Location
- 1500 U Street Gering, (Scotts Bluff County), Nebraska 69341 United States

Information
- Type: Public high school
- Principal: Mario Chavez
- Staff: 37.63 (FTE)
- Enrollment: 581 (2022-23)
- Student to teacher ratio: 15.44
- Colors: Blue and gold
- Athletics conference: Western Conference
- Nickname: Bulldogs

= Gering High School =

Public school in Nebraska

Gering High School (GHS) is the only high school in Gering, Nebraska, United States. It is located at 1500 U Street. It has an enrollment of over 625 students, with a student to teacher ratio of 18:1. GHS offers a full range of academic courses as well as art, journalism and music programs. Many extracurricular after-school clubs and sports programs are available. The school was the first in the district to use block scheduling, the practice of having four one-and-a-half-hour classes that alternate every other day. In 2007 the Freshmen Academy was created to provide a transition for junior high students to high school. The Freshmen Academy mimics the high school block schedule, while maintaining a smaller more cohesive environment for the freshmen students.

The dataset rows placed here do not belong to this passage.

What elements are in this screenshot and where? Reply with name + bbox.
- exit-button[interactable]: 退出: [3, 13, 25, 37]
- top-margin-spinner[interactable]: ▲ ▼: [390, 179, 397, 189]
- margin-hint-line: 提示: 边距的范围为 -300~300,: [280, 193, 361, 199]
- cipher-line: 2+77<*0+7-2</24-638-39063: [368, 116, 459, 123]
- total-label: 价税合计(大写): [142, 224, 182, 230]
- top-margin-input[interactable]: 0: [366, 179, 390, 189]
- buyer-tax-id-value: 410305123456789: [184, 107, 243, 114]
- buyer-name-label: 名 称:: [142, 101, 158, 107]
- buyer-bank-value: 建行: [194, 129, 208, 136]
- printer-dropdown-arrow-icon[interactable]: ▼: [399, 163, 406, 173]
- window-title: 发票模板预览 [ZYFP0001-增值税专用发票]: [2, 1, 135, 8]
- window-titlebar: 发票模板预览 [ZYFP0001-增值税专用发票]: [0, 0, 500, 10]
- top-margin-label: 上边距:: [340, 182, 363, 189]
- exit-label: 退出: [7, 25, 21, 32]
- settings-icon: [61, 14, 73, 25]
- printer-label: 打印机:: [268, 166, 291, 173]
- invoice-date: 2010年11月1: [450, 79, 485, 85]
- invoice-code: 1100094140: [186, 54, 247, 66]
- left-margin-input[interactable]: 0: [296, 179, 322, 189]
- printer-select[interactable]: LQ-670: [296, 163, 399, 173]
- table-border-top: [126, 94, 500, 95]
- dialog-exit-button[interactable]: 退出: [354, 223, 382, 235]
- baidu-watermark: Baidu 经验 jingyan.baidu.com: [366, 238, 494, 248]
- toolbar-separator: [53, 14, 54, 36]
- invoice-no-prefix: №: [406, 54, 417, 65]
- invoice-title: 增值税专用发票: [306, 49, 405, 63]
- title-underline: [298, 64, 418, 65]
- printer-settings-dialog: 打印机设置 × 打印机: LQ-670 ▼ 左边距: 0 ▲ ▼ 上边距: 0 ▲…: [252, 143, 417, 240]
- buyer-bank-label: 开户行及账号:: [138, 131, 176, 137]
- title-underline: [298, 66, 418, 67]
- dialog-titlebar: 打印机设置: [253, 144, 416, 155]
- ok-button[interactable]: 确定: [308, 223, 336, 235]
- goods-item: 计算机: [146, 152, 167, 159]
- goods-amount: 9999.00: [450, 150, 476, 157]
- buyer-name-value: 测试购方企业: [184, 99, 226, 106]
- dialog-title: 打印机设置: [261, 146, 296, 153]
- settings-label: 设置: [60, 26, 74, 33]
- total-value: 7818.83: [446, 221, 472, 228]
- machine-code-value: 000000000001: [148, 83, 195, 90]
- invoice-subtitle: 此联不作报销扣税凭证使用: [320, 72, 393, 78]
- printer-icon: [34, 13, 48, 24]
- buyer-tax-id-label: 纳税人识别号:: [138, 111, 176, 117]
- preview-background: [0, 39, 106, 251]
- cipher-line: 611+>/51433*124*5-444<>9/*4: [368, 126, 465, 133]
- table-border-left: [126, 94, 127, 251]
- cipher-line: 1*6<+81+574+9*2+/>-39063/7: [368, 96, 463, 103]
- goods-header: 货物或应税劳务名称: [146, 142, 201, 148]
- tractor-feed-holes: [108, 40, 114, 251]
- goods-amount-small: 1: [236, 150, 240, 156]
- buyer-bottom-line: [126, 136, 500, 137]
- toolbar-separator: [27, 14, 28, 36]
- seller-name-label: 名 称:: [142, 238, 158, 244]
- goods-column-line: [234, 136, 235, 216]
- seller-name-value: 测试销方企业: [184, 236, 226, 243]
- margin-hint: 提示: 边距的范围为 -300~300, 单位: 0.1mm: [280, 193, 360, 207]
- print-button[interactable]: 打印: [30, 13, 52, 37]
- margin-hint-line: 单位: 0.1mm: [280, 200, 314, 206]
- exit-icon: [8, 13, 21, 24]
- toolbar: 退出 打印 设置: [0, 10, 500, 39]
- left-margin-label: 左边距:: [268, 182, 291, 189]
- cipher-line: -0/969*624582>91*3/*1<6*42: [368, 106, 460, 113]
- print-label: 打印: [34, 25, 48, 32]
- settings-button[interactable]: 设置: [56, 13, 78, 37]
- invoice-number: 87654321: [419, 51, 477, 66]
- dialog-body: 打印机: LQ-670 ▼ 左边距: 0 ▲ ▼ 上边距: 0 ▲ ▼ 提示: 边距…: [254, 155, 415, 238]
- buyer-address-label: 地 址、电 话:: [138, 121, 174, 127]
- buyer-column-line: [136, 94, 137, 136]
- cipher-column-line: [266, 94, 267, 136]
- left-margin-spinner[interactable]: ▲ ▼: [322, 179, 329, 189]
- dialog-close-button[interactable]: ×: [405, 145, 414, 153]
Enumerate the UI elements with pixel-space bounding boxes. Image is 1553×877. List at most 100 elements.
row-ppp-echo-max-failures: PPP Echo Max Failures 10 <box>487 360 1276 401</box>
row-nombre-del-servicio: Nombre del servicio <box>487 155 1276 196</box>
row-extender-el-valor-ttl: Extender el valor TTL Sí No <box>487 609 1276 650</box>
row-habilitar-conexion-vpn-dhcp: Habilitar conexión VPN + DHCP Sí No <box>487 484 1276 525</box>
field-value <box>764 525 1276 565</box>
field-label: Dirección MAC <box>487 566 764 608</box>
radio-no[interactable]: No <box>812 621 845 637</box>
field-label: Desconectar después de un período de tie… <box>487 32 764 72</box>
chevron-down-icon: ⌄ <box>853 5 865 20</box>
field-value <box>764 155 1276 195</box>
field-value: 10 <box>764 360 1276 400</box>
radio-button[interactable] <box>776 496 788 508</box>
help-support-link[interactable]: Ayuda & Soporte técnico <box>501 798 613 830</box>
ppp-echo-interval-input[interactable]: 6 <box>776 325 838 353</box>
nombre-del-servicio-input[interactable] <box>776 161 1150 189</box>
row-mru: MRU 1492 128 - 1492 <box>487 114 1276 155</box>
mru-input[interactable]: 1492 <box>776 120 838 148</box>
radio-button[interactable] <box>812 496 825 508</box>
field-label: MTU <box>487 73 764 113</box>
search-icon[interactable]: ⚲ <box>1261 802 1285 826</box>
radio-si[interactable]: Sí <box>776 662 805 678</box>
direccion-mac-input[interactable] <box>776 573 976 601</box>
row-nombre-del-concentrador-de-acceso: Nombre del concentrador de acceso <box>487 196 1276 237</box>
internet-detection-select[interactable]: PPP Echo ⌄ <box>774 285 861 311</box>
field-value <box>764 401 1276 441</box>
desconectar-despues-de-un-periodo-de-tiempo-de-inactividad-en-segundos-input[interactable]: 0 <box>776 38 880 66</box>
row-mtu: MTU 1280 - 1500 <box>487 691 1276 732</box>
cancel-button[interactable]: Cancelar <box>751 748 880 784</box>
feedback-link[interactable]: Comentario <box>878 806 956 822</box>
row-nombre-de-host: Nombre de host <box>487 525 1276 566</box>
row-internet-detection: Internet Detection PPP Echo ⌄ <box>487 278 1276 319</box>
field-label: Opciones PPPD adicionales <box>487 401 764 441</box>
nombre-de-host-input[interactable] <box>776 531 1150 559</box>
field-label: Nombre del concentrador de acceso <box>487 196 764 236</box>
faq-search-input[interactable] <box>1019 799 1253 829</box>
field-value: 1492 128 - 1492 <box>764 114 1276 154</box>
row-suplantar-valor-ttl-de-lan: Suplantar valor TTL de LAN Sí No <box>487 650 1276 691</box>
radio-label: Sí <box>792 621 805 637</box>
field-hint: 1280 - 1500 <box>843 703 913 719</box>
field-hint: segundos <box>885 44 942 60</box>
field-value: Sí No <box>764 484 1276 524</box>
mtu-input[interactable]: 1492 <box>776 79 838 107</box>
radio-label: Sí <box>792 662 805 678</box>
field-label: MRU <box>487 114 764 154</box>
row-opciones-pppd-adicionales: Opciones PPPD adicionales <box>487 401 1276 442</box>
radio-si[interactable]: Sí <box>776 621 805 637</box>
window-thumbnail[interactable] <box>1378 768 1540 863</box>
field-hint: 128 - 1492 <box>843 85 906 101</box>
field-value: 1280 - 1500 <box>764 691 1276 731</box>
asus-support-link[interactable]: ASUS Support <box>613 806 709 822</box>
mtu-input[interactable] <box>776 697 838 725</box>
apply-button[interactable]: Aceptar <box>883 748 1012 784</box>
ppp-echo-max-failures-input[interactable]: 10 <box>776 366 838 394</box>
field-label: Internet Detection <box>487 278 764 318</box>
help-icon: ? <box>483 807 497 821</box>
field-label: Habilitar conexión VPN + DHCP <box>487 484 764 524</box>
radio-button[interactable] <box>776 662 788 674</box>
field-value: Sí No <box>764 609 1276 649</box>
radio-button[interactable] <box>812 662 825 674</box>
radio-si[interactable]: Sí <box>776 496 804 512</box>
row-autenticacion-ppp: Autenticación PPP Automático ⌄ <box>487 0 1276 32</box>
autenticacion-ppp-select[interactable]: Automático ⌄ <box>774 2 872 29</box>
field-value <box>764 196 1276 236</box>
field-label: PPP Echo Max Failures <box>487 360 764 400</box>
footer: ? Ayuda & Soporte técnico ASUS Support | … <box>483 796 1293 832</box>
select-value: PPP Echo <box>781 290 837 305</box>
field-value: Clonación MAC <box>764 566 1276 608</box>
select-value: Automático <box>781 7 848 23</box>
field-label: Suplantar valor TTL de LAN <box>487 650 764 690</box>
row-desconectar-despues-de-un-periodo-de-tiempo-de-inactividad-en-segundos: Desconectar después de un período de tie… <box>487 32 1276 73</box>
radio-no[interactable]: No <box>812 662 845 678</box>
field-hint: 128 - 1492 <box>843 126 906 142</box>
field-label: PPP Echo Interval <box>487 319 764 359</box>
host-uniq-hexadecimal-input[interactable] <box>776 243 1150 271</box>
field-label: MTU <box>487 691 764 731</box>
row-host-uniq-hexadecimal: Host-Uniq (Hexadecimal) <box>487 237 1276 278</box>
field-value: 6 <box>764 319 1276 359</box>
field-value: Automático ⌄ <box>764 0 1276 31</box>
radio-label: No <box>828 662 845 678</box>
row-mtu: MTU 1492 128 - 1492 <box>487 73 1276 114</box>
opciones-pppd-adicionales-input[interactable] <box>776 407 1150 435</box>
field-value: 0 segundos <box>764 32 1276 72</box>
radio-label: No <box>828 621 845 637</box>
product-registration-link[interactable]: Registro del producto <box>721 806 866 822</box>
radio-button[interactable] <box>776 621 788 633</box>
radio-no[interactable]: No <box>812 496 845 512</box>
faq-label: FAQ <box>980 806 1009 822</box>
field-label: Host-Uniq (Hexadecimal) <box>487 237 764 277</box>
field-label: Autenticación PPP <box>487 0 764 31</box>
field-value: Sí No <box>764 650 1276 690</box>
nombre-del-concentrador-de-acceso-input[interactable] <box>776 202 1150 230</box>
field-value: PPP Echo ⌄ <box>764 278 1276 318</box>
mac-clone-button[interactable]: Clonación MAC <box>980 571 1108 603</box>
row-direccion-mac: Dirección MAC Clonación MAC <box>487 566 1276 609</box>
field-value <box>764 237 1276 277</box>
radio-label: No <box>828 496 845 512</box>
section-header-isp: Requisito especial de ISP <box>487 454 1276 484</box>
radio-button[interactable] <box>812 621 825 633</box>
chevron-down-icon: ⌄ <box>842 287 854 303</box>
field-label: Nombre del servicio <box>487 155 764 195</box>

The representative for Nebraska's 3rd District, Adrian Smith, graduated from Gering High School in 1989.

==General information==
Gering High School is a campus with more than 50 certified staff and 20 classified staff to serve the students. Students are offered course selections that include both academic and vocational choices as well as a host of specialties in fine and performing arts and a full complement of extra-curricular activities. The school offers college preparatory and college credit classes, as well as special needs classes. Updates to the facility include a new vocational building in 2007 and new and remodeled science classrooms in 2008.

==Mascot==
Gering schools use a mascot known as Brutus the Bulldog, with school colors of blue and gold.

==Test scores==
According to the STARS standardized test for 2009, 92% of 11th graders were proficient in reading, while 80% were proficient in science, 97% were proficient in writing and 84% were proficient in math.